Tabel 4 menunjukkan hasil perhitungan diferensiasi leukosit. Pengamatan terhadap nilai limfosit sapi perah kering kandang di KPBS Pangalengan adalah sekitar 29.60 ̶ 55.60 %. Nilai ini masih dalam kisaran yang sama dengan yang dilaporkan O’Driscol et al. (2009) yaitu 45.9 ̶ 52.3%. Namun nilai yang didapatkan sedikit lebih rendah dari kisaran yang dilaporkan Sattar dan Mirza (2009) yaitu 61.39 ̶ 67.21. Gambaran nilai neutrofil sapi perah kering kandang di KPBS Pangalengan didapatkan kisaran yaitu 28.80 ̶ 56.20%. Nilai tersebut masih dalam kisaran serupa seperti dilaporan O’Driscol et al. (2009) yaitu nilai neutrofil pada sapi FH kering kandang berkisar 41.2 ̶ 47.4%. Namun nilai neutrofil tersebut sedikit lebih tinggi dibandingkan dengan nilai yang dilaporkan Sattar dan Mirza (2009) yaitu 20.70 ̶ 25.10%. Gambaran nilai monosit pada sapi perah kering kandang di KPBS Pangalengan adalah 0.30 ̶ 4.30%, jumlah tersebut masih dalam rentang yang sama dengan laporan O’Driscol et al. (2009) pada daerah Indiana berkisar 2.5 ̶ 3.5%. Tetapi hasil yang didapatkan terlihat masih berada dibawah kisaran nilai monosit yang dilaporkan Sattar dan Mirza (2009), yaitu 5.42 ̶ 15.10%. Gambaran nilai eosinofil pada sapi perah kering kandang di KPBS Pangalengan adalah 5.50 ̶ 19.7%. Nilai ini sedikit lebih tinggi bila dibandingkan dengan laporan Sattar dan Mirza (2009) pada sapi perah kering kandang di Pakistan berkisar 4.16 ̶ 6.64% dan O’Driscol et al. (2009) di Indiana berkisar 1.5 ̶ 2.9%. Tingginya jumlah eosinofil pada sapi perah kering kandang di Pangalengan diduga merupakan respon hipersensitifitas akibat adanya invasi oleh parasit dan alergi.
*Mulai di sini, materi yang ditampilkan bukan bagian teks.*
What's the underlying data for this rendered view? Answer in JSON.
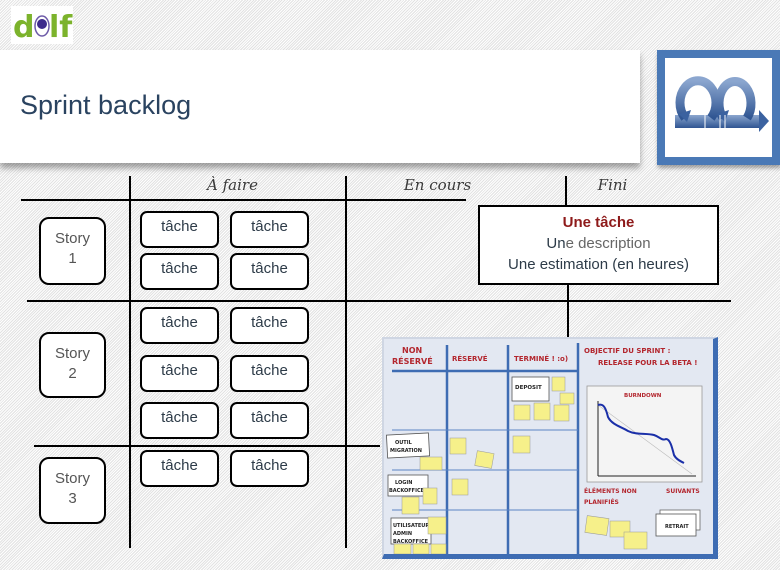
{
  "header": {
    "logo_text": "delf",
    "title": "Sprint backlog",
    "scrum_icon": "iteration-cycle-icon"
  },
  "board": {
    "columns": [
      "À faire",
      "En cours",
      "Fini"
    ],
    "stories": [
      {
        "line1": "Story",
        "line2": "1",
        "tasks": [
          "tâche",
          "tâche",
          "tâche",
          "tâche"
        ]
      },
      {
        "line1": "Story",
        "line2": "2",
        "tasks": [
          "tâche",
          "tâche",
          "tâche",
          "tâche",
          "tâche",
          "tâche"
        ]
      },
      {
        "line1": "Story",
        "line2": "3",
        "tasks": [
          "tâche",
          "tâche"
        ]
      }
    ]
  },
  "legend": {
    "title": "Une tâche",
    "description_bold": "Un",
    "description_rest": "e description",
    "estimation": "Une estimation (en heures)"
  },
  "photo_board": {
    "columns": [
      "NON RÉSERVÉ",
      "RÉSERVÉ",
      "TERMINÉ ! :o)"
    ],
    "objective_line1": "OBJECTIF DU SPRINT :",
    "objective_line2": "RELEASE POUR LA BETA !",
    "burndown_title": "BURNDOWN",
    "unplanned_label_line1": "ÉLÉMENTS NON",
    "unplanned_label_line2": "PLANIFIÉS",
    "next_label": "SUIVANTS",
    "stories": [
      "DEPOSIT",
      "OUTIL MIGRATION",
      "LOGIN BACKOFFICE",
      "UTILISATEUR ADMIN BACKOFFICE"
    ],
    "next_item": "RETRAIT",
    "colors": {
      "header_red": "#b3262e",
      "grid_blue": "#3e6cb3",
      "sticky_yellow": "#f6f08a",
      "burndown_line": "#1a2fa8"
    }
  }
}
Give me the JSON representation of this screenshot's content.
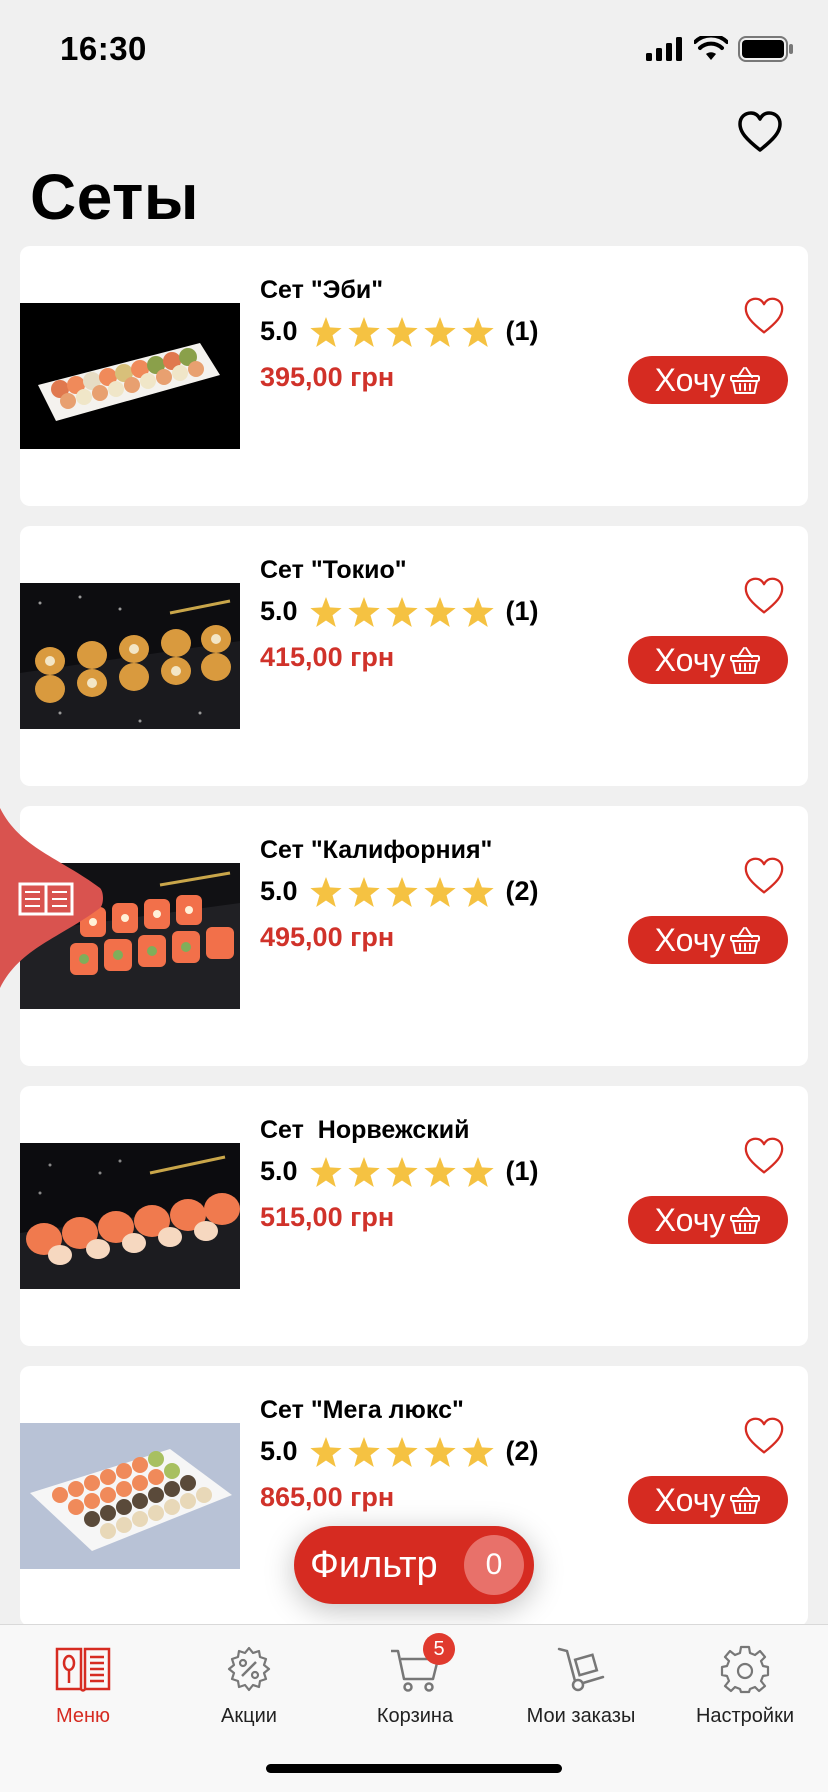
{
  "status": {
    "time": "16:30"
  },
  "page": {
    "title": "Сеты"
  },
  "products": [
    {
      "name": "Сет \"Эби\"",
      "rating": "5.0",
      "reviews": "(1)",
      "price": "395,00 грн",
      "button": "Хочу"
    },
    {
      "name": "Сет \"Токио\"",
      "rating": "5.0",
      "reviews": "(1)",
      "price": "415,00 грн",
      "button": "Хочу"
    },
    {
      "name": "Сет \"Калифорния\"",
      "rating": "5.0",
      "reviews": "(2)",
      "price": "495,00 грн",
      "button": "Хочу"
    },
    {
      "name": "Сет  Норвежский",
      "rating": "5.0",
      "reviews": "(1)",
      "price": "515,00 грн",
      "button": "Хочу"
    },
    {
      "name": "Сет \"Мега люкс\"",
      "rating": "5.0",
      "reviews": "(2)",
      "price": "865,00 грн",
      "button": "Хочу"
    }
  ],
  "filter": {
    "label": "Фильтр",
    "count": "0"
  },
  "tabs": [
    {
      "label": "Меню",
      "icon": "menu-book-spoon-icon",
      "active": true
    },
    {
      "label": "Акции",
      "icon": "percent-gear-icon"
    },
    {
      "label": "Корзина",
      "icon": "cart-icon",
      "badge": "5"
    },
    {
      "label": "Мои заказы",
      "icon": "hand-truck-icon"
    },
    {
      "label": "Настройки",
      "icon": "gear-icon"
    }
  ],
  "colors": {
    "accent": "#d62b21",
    "price": "#d0322a",
    "star": "#f5c242",
    "background": "#f0f0f0"
  }
}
Menurut Susilawati dan Affandy (2004), kelembapan dan suhu yang tinggi dapat meningkatkan invasi ektoparasit dan endoparasit pada peternakan sapi. Gambaran diferensial leukosit lain, yaitu basofil tidak ditemukan dalam analisis. Perbedaan gambaran diferensial leukosit ini mungkin saja terjadi mengingat kondisi iklim dan situasi yang berbeda untuk setiap wilayah.
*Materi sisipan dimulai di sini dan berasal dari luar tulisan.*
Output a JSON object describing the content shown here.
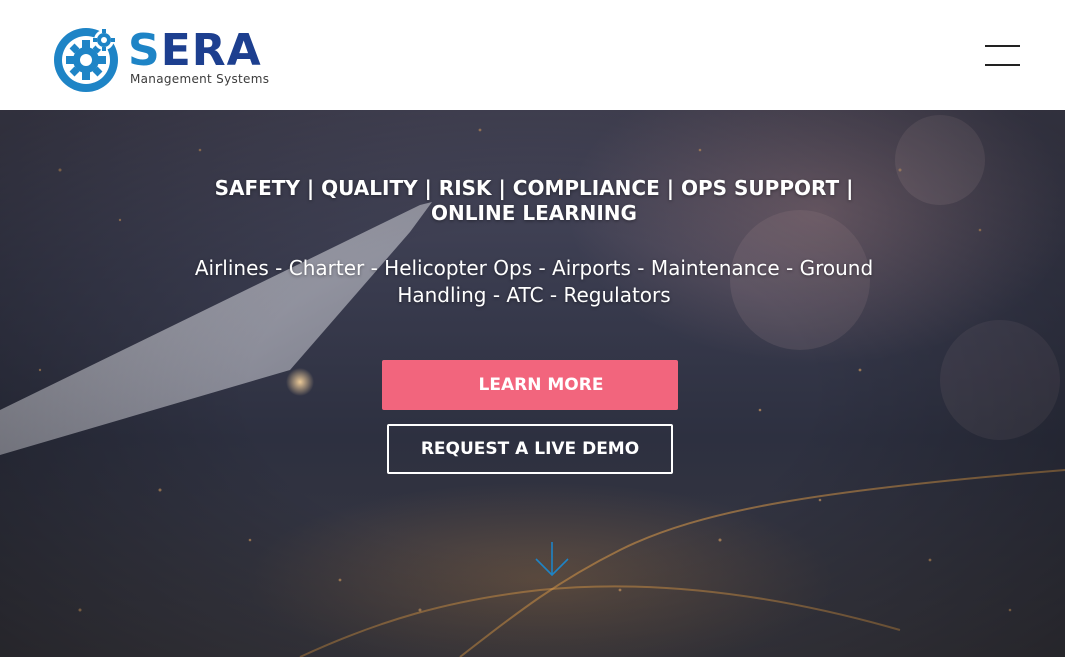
{
  "header": {
    "logo": {
      "wordmark_s": "S",
      "wordmark_rest": "ERA",
      "subtitle": "Management Systems",
      "colors": {
        "primary": "#1e84c6",
        "dark": "#1d3f8f"
      }
    },
    "menu_icon": "hamburger-menu-icon"
  },
  "hero": {
    "tagline": "SAFETY | QUALITY | RISK | COMPLIANCE | OPS SUPPORT | ONLINE LEARNING",
    "segments": "Airlines - Charter - Helicopter Ops - Airports - Maintenance - Ground Handling - ATC - Regulators",
    "learn_more_label": "LEARN MORE",
    "request_demo_label": "REQUEST A LIVE DEMO",
    "scroll_icon": "arrow-down-icon",
    "colors": {
      "accent": "#f2657d",
      "arrow": "#1e84c6"
    }
  }
}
17 Indeks Stres Menurut Kannan (2000), gambaran leukosit dapat dijadikan indikator terhadap stres dengan menggunakan rasio jumlah neutrofil : limfosit (N/L) untuk mengukur indeks stres pada ternak. Pada Tabel 4 dapat diketahui nilai rasio N/L menurut O’Driscol et al. (2009) pada sapi perah kering kandang di daerah subtropis berkisar 0.76−1.2. Nilai tersebut relatif masih berada pada rentang yang serupa dengan hasil pengamatan N/L yang didapatkan pada sapi perah kering kandang di KPBS Pangalengan berkisar antara 0.45−1.91. Sehingga dapat dikatakan bahwa lingkungan di KPBS Pangalengan masih dalam kondisi nyaman dan tidak mengakibatkan cekaman stres terhadap ternak sapi perah di wilayah tersebut. Walaupun diketahui bahwa kondisi stres tidak hanya dipengaruhi oleh lingkungan, namun juga kualitas pakan, manajemen kesehatan, kondisi kandang, dan tranportasi (Borell 2001).
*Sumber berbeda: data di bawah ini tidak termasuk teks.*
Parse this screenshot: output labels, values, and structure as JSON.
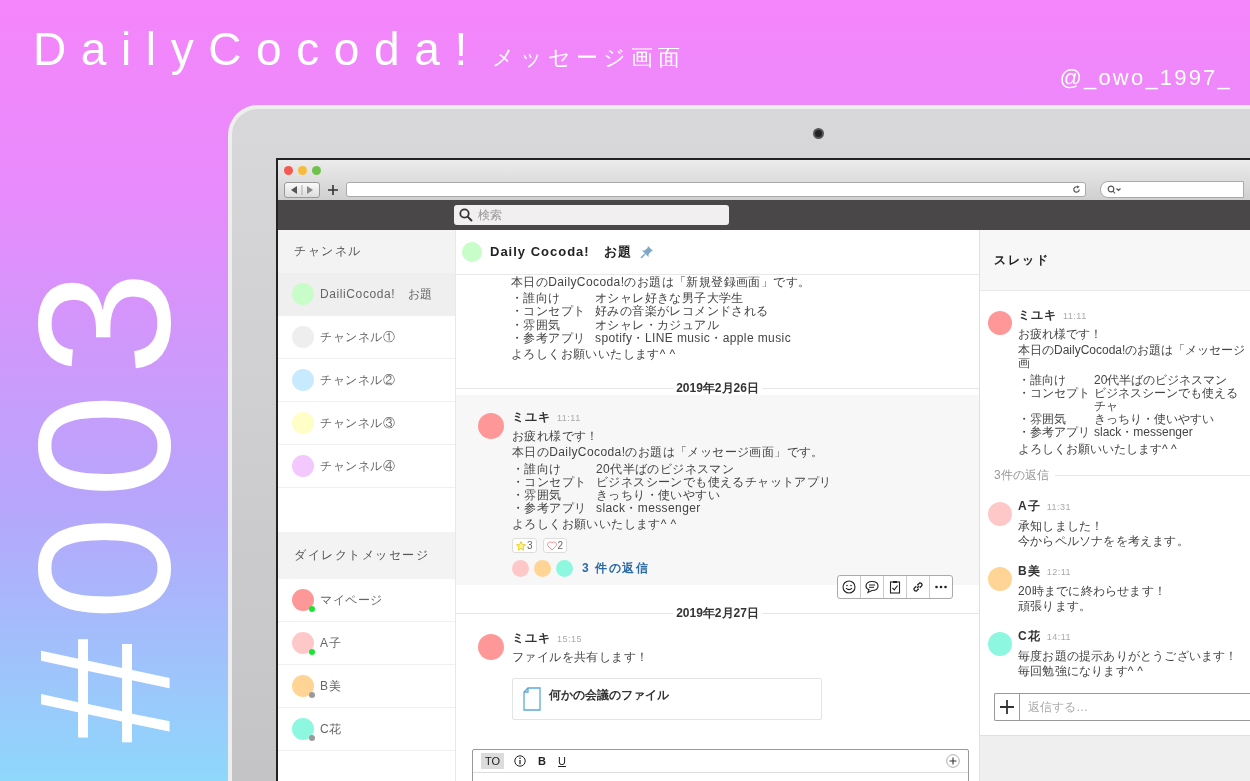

SIMPULAN DAN SARAN Simpulan Kondisi fisiologis sapi perah kering kandang di peternakan rakyat KPBS Pangalengan masih dalam kisaran normal untuk kondisi iklim di wilayah tersebut. Berdasarkan nilai parameter fisiologi meliputi hematologi, denyut jantung, frekuensi respirasi dan suhu rektal menunjukkan lingkungan di wilayah KPBS Pangalengan berada dalam kondisi yang nyaman untuk sapiperah kering kandang. Nilai rasio N/L memberikan gambaran bahwa lingkungan KPBS Pangalengan masih sesuai untuk ternak sapi perah kering kandang dan tidak menunjukkan tandatanda adanya cekaman terhadap ternak sapi perah.
Saran Penampilan ternak yang baik tidak cukup hanya ditinjau melalui kondisi fisiologis saja, perlu dilakukan kajian terhadap efisiensi kecernaan, produktifitas, dan kualitas susu. Perlu dilakukan pengulangan pengukuran pada waktu yang berbeda dengan penambahan jumlah sapi perah, sehingga nilai yang diperoleh dapat menjadi baseline kondisi fisiologis normal sapi perah kering kandang di KPBS Pangalengan .
DAFTAR PUSTAKA Akers RM, Denbow DM. 2008. Anatomy and Physiology of Domestic Animal : USA: Blackwell Publishing Ltd Anggraeni A. 2000. Keragaman produksi susu sapi perah: kajian pada faktor koreksi lingkungan internal. Wartazoa. 9(2): 41-49.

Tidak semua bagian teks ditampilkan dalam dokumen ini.